10 pensou em “ALAN – O INCORRIGÍVEL PAVIO CURTO

  1. Caro Cícero

    Sua crônica da vida real revela de modo encantador o dito corrido e escorrido na Literatura: “Às vezes, a realidade supera a ficção”. É a “crônica do pernambucano arretado”, não no sentido de bom, ótimo. como é visto. Mas diferenciado, divirtido até.
    São muitos os tipos pernambucanos. De quebra você nos diz como era a Mesbla no Recife.

    Grato
    Brito .

    • Meu caríssimo confrade Brito, o biógrafo mais completo das minibibliografias não-oficiais que estão enriquecendo as estantes desconhecidas.

      Admiro demais seu trabalho. O mestre está resgatando os porões dos registros públicos que nunca foram catalogados e nunca tiveram a atenção dos historiadores oficiais.

      Meus parabéns por essa disposição histórica.

  2. Ciço, meu bom compadre: poucas vezes ri tanto, imaginando a cena. Você atingiu o âmago da porralouquice em meu bestunto. Viva! KKKKKKKKKKKK. Um abraço, votos de saúde e alegria!
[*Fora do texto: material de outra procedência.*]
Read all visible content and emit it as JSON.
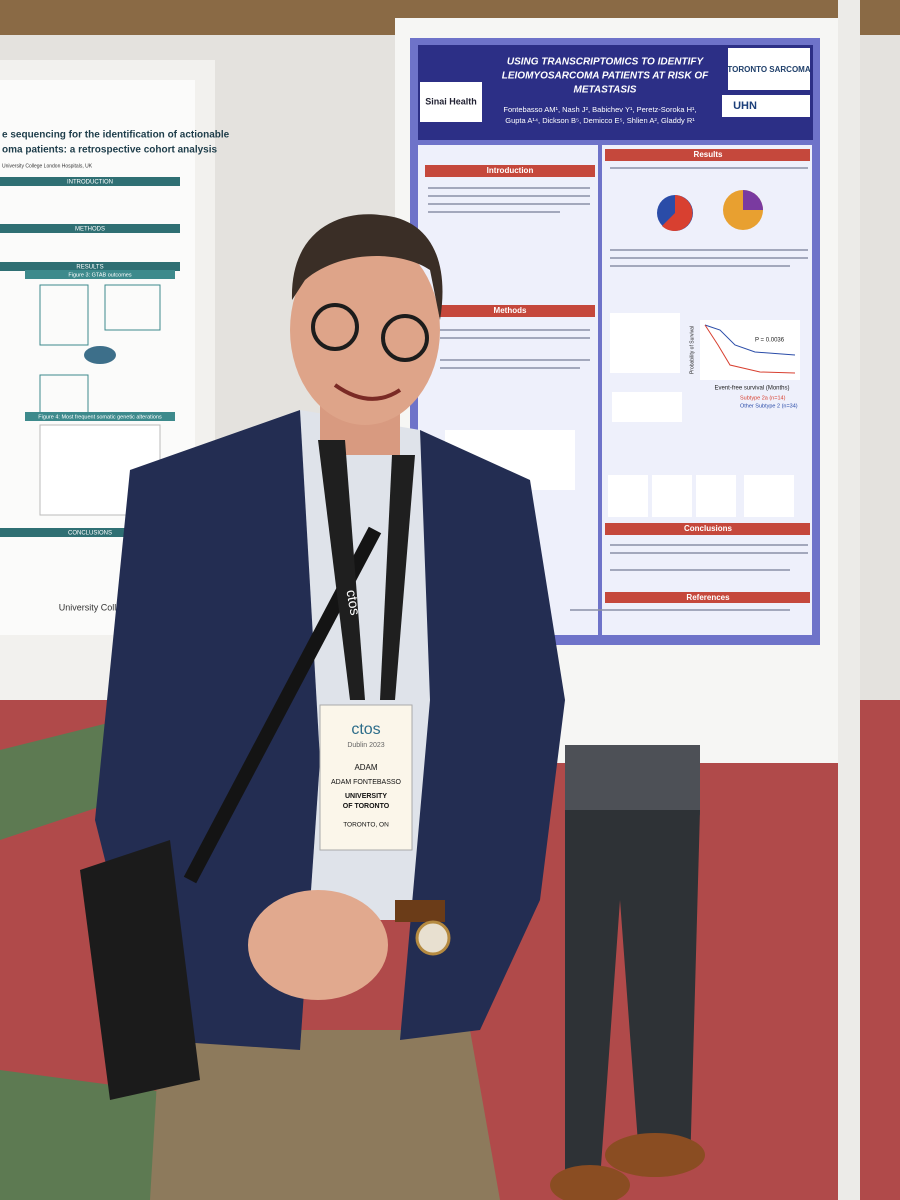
{
  "left_poster": {
    "title_lines": [
      "e sequencing for the identification of actionable",
      "oma patients: a retrospective cohort analysis"
    ],
    "affiliation": "University College London Hospitals, UK",
    "sections": [
      "INTRODUCTION",
      "METHODS",
      "RESULTS",
      "CONCLUSIONS"
    ],
    "figure_3": "Figure 3: GTAB outcomes",
    "figure_4": "Figure 4: Most frequent somatic genetic alterations",
    "footer": "University College"
  },
  "right_poster": {
    "title_lines": [
      "USING TRANSCRIPTOMICS TO IDENTIFY",
      "LEIOMYOSARCOMA PATIENTS AT RISK OF",
      "METASTASIS"
    ],
    "logos": [
      "Sinai Health",
      "TORONTO SARCOMA",
      "UHN"
    ],
    "authors": [
      "Fontebasso AM¹, Nash J², Babichev Y¹, Peretz-Soroka H¹,",
      "Gupta A¹⁴, Dickson B⁵, Demicco E⁵, Shlien A², Gladdy R¹"
    ],
    "sections": {
      "introduction": "Introduction",
      "methods": "Methods",
      "results": "Results",
      "conclusions": "Conclusions",
      "references": "References"
    },
    "km_axis": "Event-free survival (Months)",
    "km_y_axis": "Probability of Survival",
    "p_value": "P = 0.0036",
    "legend": [
      "Subtype 2a (n=14)",
      "Other Subtype 2 (n=34)"
    ]
  },
  "badge": {
    "logo": "ctos",
    "event": "Dublin 2023",
    "first_name": "ADAM",
    "full_name": "ADAM FONTEBASSO",
    "institution_lines": [
      "UNIVERSITY",
      "OF TORONTO"
    ],
    "city": "TORONTO, ON"
  },
  "lanyard": "ctos"
}
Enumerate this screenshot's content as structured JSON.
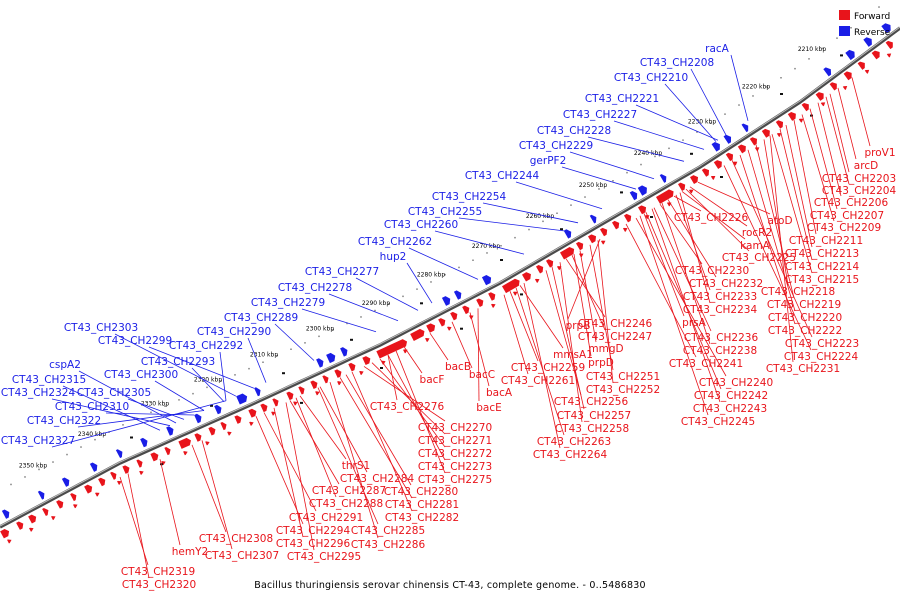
{
  "colors": {
    "forward": "#e8141b",
    "reverse": "#1a1ee6",
    "backbone": "#6e6e6e",
    "tick_dot": "#a0a0a0",
    "text": "#000000"
  },
  "legend": {
    "forward": "Forward",
    "reverse": "Reverse"
  },
  "caption": "Bacillus thuringiensis serovar chinensis CT-43, complete genome. - 0..5486830",
  "ticks": [
    "2210 kbp",
    "2220 kbp",
    "2230 kbp",
    "2240 kbp",
    "2250 kbp",
    "2260 kbp",
    "2270 kbp",
    "2280 kbp",
    "2290 kbp",
    "2300 kbp",
    "2310 kbp",
    "2320 kbp",
    "2330 kbp",
    "2340 kbp",
    "2350 kbp"
  ],
  "reverse_labels": [
    "racA",
    "CT43_CH2208",
    "CT43_CH2210",
    "CT43_CH2221",
    "CT43_CH2227",
    "CT43_CH2228",
    "CT43_CH2229",
    "gerPF2",
    "CT43_CH2244",
    "CT43_CH2254",
    "CT43_CH2255",
    "CT43_CH2260",
    "CT43_CH2262",
    "hup2",
    "CT43_CH2277",
    "CT43_CH2278",
    "CT43_CH2279",
    "CT43_CH2289",
    "CT43_CH2290",
    "CT43_CH2292",
    "CT43_CH2303",
    "CT43_CH2299",
    "CT43_CH2293",
    "CT43_CH2300",
    "cspA2",
    "CT43_CH2315",
    "CT43_CH2324",
    "CT43_CH2305",
    "CT43_CH2310",
    "CT43_CH2322",
    "CT43_CH2327"
  ],
  "forward_labels": [
    "proV1",
    "arcD",
    "CT43_CH2203",
    "CT43_CH2204",
    "CT43_CH2206",
    "CT43_CH2207",
    "CT43_CH2209",
    "CT43_CH2211",
    "CT43_CH2213",
    "CT43_CH2214",
    "CT43_CH2215",
    "CT43_CH2218",
    "CT43_CH2219",
    "CT43_CH2220",
    "CT43_CH2222",
    "CT43_CH2223",
    "CT43_CH2224",
    "CT43_CH2226",
    "atoD",
    "rocR2",
    "kamA",
    "CT43_CH2225",
    "CT43_CH2230",
    "CT43_CH2232",
    "CT43_CH2233",
    "CT43_CH2234",
    "prsA",
    "CT43_CH2236",
    "CT43_CH2238",
    "CT43_CH2231",
    "CT43_CH2241",
    "CT43_CH2240",
    "CT43_CH2242",
    "CT43_CH2243",
    "CT43_CH2245",
    "CT43_CH2246",
    "CT43_CH2247",
    "prpB",
    "mmsA1",
    "mmgD",
    "prpD",
    "CT43_CH2259",
    "CT43_CH2251",
    "CT43_CH2261",
    "CT43_CH2252",
    "bacB",
    "bacC",
    "bacA",
    "bacE",
    "bacF",
    "CT43_CH2256",
    "CT43_CH2257",
    "CT43_CH2258",
    "CT43_CH2263",
    "CT43_CH2264",
    "CT43_CH2276",
    "CT43_CH2270",
    "CT43_CH2271",
    "CT43_CH2272",
    "CT43_CH2273",
    "CT43_CH2275",
    "thrS1",
    "CT43_CH2284",
    "CT43_CH2287",
    "CT43_CH2280",
    "CT43_CH2288",
    "CT43_CH2281",
    "CT43_CH2282",
    "CT43_CH2291",
    "CT43_CH2285",
    "CT43_CH2294",
    "CT43_CH2286",
    "CT43_CH2296",
    "CT43_CH2308",
    "CT43_CH2295",
    "CT43_CH2307",
    "hemY2",
    "CT43_CH2319",
    "CT43_CH2320"
  ]
}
    • Estimado Magnovaldo Bezerra (ou Santos?)

      A recíproca é verdadeira: eu rio demais com as suas crônicas de trabalho e o mestre rir muito das minhas crônicas do cotidiano da época.

      Feito o mestre, possuo dentro de mim muitas histórias hilárias armazenadas no consciente durante esses tempos idos e vividos.

      O SANCHO PANÇA é um mestre nessa cadeira alimentar, principalmente pelo senso de humor GENIAL!

      Parabéns a ambos.

      • Prezado compadre: meu nome completo é Magnovaldo Bezerra dos Santos, ou seja, tanto faz ter ou não o “Santos”. Também serve “ei, você aí”.
        Tenha um lindo dia, cheio de saúde e paz. Abraços.

  3. Sobre tais tretas, QUEM NUNCA?

    Ao Alan esqueceram de ensinar regrinhas básicas: 1. Agradeça seu cliente por reclamar · 2. Mantenha a calma · 3. Não se abale · 4. Conforte-se com o conflito.

    Lembro que no Wallmart, assim que começou a funcionar no Brasil, havia placa a dizer:
    Regra número 1: o cliente sempre tem razão;
    Regra número 2: releia a regra número 1.

    • Sancho Pança é um mestre nas histórias relatadas. Mistura todos os fatos no liquidificador arno e o resultado é uma crônica sobre tudo que nos delicia.

      Sancho é o estandarte do JBF.

  4. Alan, o atendente de balcão da Mesbla S/A, foi o homem de pavio mais curto com que tive a oportunidade de conviver!

    Era capaz, fosse hoje, de sair até o puteiro de Brasilia para dizer tão somente ao Lúcifer de Caetés: “OH!, cara, tu não tens escrúpulos, não é?”

    “Fudendo a nação em nome de um “cuminismo” que nunca vai existir nem aqui nem no inferno?”

  5. Parabéns pela ótima crônica, querido colunista Cícero Tavares! É da gente não parar de rir… Alan tinha o pavio curto e não levava desaforo pra casa. Sem experiência nesse tipo de trabalho, enfrentar logo o setor de reclamações da Mesbla, o surto nervoso foi inevitável…rsrsrs

    Grande abraço e sucesso sempre, com seus excelentes textos!.